La pasión musical y dancística continúa expresándose luego con las comparsas del carnaval. Casi 30 desfilan frente a un jurado, y no sólo están compuestas por gente del patio. De hecho, todos los años un contingente de peluqueros puertorriqueños se anima a disfrazarse de Batman y salir de su cueva a expresar su alegría. Los vi servirse el vino desde unas botas taurinas hasta unas copas de champañas con una delicadeza que no había visto antes.

Sunbury y el Jardín Botánico

Una de las casonas que puede visitarse es la de Sunbury Plantation House. Con 300 años a cuestas y la supervivencia a varios huracanes y un incendio, la mansión aún conserva sus muebles de caoba, sus camas con techo y mosquitero, un largo comedor con espejos y mucho del clima de distinción que trajeron los ingleses al Caribe. A su alrededor los tablones de caña de azúcar prosperan año tras año.

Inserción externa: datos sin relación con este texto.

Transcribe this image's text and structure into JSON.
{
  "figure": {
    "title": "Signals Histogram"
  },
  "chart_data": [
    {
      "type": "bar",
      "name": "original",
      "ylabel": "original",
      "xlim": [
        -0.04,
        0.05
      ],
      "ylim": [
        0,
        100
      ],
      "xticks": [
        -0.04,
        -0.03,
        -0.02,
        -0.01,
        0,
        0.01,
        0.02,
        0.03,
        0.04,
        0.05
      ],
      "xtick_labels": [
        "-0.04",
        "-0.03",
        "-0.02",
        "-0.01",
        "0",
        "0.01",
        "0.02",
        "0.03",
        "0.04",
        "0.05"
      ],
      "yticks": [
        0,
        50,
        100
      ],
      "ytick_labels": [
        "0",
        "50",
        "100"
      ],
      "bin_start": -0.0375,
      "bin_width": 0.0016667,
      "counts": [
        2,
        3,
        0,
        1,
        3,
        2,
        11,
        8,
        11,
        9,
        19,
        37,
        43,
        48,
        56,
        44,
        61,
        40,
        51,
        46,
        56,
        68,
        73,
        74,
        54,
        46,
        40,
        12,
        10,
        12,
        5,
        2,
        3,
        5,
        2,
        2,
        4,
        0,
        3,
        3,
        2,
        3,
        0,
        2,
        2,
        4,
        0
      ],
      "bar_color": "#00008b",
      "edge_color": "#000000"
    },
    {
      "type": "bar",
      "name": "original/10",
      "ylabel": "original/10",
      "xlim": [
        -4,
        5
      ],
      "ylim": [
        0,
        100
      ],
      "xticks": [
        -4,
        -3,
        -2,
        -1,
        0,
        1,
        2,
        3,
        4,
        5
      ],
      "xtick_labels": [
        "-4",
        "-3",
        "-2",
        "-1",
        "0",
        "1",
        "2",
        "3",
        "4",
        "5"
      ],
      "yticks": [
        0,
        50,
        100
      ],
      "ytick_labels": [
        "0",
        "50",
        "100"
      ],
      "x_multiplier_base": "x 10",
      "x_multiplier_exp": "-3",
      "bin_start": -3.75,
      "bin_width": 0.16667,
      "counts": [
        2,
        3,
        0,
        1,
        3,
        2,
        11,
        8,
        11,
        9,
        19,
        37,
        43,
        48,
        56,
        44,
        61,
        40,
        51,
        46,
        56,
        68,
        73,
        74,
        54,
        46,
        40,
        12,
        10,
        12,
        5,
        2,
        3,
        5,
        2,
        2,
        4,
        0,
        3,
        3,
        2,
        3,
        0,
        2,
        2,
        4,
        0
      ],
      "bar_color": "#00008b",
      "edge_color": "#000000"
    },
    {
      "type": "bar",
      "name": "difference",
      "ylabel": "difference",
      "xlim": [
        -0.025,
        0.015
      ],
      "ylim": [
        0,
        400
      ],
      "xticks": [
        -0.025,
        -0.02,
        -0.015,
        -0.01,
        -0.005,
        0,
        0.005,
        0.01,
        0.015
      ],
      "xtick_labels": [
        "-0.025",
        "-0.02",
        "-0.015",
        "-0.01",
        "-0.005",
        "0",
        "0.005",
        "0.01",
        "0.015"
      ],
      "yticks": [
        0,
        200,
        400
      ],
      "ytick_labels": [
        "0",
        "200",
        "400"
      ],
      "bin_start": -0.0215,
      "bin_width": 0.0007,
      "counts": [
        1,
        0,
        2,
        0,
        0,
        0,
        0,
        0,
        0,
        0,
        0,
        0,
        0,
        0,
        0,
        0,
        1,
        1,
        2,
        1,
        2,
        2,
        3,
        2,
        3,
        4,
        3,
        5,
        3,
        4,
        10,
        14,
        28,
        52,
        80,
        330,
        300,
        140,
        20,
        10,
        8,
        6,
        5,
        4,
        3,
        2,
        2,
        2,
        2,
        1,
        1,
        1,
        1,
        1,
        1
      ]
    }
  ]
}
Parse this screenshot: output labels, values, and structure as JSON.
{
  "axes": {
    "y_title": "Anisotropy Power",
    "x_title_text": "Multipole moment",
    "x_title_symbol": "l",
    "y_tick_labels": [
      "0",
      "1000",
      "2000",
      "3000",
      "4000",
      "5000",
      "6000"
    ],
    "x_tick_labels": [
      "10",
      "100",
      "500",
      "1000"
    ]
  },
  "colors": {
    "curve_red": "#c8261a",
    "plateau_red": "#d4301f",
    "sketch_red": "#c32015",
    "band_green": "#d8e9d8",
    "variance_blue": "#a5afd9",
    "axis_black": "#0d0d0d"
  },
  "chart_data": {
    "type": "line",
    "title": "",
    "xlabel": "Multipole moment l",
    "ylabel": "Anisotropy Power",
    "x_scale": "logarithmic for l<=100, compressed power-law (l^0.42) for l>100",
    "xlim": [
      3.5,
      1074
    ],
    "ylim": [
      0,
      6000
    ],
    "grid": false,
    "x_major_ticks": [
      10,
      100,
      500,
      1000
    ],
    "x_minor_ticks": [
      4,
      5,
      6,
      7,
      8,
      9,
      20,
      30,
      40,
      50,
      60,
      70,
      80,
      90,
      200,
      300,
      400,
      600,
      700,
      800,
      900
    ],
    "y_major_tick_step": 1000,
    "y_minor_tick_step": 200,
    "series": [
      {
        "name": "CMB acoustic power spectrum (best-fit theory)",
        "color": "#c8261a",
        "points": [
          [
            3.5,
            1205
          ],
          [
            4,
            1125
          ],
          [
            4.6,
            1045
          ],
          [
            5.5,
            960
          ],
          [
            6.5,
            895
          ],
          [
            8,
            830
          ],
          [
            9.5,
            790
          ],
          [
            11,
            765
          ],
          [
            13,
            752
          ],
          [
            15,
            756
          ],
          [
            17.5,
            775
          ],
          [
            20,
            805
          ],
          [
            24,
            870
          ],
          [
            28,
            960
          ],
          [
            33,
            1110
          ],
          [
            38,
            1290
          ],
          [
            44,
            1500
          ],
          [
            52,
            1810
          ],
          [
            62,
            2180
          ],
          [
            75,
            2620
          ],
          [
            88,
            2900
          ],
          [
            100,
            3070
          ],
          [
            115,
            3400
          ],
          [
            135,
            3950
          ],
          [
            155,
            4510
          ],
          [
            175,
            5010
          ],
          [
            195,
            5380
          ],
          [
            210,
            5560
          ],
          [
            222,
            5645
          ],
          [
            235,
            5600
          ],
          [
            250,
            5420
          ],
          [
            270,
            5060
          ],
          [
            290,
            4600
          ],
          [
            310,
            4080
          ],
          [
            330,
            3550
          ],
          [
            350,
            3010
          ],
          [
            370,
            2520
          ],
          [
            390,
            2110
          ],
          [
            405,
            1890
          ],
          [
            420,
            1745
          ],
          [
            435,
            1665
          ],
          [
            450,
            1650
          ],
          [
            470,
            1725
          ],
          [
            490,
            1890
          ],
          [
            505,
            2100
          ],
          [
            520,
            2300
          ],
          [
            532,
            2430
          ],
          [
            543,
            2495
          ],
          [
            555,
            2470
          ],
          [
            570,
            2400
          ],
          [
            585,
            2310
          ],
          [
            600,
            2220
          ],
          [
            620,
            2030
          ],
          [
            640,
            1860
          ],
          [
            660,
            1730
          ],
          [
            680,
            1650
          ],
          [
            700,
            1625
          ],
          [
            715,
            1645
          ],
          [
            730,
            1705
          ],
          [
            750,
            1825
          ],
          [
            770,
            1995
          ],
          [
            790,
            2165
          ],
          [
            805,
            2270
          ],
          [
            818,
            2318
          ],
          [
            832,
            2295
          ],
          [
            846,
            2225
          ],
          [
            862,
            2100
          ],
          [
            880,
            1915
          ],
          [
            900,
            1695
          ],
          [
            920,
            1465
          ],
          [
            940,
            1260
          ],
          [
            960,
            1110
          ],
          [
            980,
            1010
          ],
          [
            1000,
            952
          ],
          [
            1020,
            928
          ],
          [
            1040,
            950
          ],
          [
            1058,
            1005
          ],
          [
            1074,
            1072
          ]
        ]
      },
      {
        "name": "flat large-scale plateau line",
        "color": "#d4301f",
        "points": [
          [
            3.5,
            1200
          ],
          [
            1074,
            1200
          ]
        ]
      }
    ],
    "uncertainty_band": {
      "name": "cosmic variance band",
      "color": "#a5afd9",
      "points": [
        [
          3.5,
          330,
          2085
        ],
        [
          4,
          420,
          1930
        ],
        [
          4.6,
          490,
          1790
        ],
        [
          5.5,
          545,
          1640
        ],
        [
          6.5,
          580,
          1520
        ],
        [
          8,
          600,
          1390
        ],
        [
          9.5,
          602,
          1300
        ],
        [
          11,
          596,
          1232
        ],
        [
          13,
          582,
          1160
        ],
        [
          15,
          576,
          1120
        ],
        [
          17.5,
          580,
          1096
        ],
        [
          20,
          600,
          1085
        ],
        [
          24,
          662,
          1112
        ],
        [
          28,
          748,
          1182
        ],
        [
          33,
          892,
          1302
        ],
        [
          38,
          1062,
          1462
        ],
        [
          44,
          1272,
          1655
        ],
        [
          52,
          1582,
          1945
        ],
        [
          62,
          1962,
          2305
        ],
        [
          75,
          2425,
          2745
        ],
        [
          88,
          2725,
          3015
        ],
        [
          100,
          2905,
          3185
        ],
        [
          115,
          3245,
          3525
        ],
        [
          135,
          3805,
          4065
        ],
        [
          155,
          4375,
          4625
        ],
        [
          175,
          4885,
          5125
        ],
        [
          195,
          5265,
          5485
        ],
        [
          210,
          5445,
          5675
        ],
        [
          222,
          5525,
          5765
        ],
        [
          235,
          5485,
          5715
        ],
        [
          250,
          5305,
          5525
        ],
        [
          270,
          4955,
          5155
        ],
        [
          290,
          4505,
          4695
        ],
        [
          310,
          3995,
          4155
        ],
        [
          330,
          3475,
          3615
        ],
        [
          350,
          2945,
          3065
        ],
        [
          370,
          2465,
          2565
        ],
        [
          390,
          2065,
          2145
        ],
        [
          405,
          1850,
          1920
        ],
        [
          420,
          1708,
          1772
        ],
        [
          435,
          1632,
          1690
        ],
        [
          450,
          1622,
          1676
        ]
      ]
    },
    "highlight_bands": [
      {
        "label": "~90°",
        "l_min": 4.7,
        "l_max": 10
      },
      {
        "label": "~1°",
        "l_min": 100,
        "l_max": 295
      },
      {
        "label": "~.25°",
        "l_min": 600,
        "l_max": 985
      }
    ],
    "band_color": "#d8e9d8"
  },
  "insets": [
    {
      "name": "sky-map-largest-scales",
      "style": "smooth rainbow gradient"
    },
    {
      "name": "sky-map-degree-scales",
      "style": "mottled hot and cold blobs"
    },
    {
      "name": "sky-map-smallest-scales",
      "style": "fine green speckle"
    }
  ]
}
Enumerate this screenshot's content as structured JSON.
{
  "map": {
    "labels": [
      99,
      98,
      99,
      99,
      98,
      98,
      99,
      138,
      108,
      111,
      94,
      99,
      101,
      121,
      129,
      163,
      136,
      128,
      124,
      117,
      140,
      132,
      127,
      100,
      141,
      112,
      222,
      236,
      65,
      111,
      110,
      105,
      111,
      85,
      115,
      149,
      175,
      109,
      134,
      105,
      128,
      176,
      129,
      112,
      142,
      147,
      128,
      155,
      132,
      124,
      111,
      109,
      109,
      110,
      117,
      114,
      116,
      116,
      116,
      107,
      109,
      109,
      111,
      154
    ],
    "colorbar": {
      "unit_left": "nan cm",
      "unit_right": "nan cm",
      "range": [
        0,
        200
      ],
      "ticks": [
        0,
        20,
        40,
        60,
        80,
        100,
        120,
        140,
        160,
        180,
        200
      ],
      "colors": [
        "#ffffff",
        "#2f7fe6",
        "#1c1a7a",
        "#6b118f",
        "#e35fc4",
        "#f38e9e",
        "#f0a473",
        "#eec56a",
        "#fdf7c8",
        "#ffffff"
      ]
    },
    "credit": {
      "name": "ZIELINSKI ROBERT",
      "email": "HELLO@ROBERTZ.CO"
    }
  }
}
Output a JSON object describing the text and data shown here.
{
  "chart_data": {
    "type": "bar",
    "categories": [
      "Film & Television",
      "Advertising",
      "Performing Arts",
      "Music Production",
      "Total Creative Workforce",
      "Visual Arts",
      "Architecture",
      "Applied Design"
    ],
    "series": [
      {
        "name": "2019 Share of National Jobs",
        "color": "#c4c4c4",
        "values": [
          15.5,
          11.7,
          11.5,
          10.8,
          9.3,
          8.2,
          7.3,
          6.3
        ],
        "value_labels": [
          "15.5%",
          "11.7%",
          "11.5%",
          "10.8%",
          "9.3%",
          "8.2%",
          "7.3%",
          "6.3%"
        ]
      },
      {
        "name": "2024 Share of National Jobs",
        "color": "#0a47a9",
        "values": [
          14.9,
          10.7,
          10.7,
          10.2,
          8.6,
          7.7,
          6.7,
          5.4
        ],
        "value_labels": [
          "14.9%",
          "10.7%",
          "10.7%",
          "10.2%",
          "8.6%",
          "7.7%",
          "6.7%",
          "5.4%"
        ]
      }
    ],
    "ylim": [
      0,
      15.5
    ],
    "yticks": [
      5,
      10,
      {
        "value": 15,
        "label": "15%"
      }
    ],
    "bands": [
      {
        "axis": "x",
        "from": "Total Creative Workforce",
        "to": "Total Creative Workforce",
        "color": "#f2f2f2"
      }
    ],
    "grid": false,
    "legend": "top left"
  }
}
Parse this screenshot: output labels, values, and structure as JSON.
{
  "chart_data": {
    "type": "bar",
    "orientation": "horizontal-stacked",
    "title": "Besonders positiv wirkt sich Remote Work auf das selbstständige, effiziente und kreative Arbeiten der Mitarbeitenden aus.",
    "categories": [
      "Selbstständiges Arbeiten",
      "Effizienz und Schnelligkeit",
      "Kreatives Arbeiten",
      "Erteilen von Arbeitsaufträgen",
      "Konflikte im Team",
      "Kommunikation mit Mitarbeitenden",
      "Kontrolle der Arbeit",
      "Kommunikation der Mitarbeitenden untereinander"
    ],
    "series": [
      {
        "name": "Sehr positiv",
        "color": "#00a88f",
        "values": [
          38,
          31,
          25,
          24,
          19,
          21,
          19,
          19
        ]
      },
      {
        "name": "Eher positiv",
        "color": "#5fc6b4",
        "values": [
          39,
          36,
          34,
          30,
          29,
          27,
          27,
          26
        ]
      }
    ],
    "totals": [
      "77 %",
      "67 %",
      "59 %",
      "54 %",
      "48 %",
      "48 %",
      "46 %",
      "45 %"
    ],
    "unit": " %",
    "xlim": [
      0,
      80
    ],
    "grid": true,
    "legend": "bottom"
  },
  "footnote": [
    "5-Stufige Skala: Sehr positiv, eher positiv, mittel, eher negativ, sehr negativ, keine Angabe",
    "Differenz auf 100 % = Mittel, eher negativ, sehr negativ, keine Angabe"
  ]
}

Prueba de la fertilidad barbadense es el Jardín Botánico, que se encuentra en una de las montañas de la isla. Digno de visitarse el muestrario de plantas tropicales, recuerda la variedad asombrosa de palmas que contiene el Jardín Botánico de Caracas. Bien vale un paseo vespertino, cuando el calor amaina y el sol deja ver a lo lejos las playas atlánticas. Allí constaté la nobleza de la flor de cayena y la textura imprevisible del bastón del emperador. Los helechos me devolvieron a mi infancia, cuando mi madre se esmeraba en regarlos y celebraba sus ramas felices.

La cueva de Harrison

Especialmente recomendada para los niños, la cueva de Harrison ofrece una experiencia que se debate entre la espeleología y las atracciones de Disney World. Por entre la caverna se adentra un trencito en el que vamos sentados con un casco en la cabeza. La visión de las estalactitas es hermosa y la aventura puede ser un abrebocas de expediciones más profundas. No está mal, las visiones que ofrece son hermosas, pero la intervención del hombre en estos espacios cavernosos luce exagerada. De hecho, la iluminación, lejos de ser con antorchas o linternas, es con focos de alta intensidad y de distintos colores. Pero, si para los adultos puede resultar levemente chocante la incursión, para los niños es un prodigio. Para ellos, y los adultos como lazarillos, vale la pena.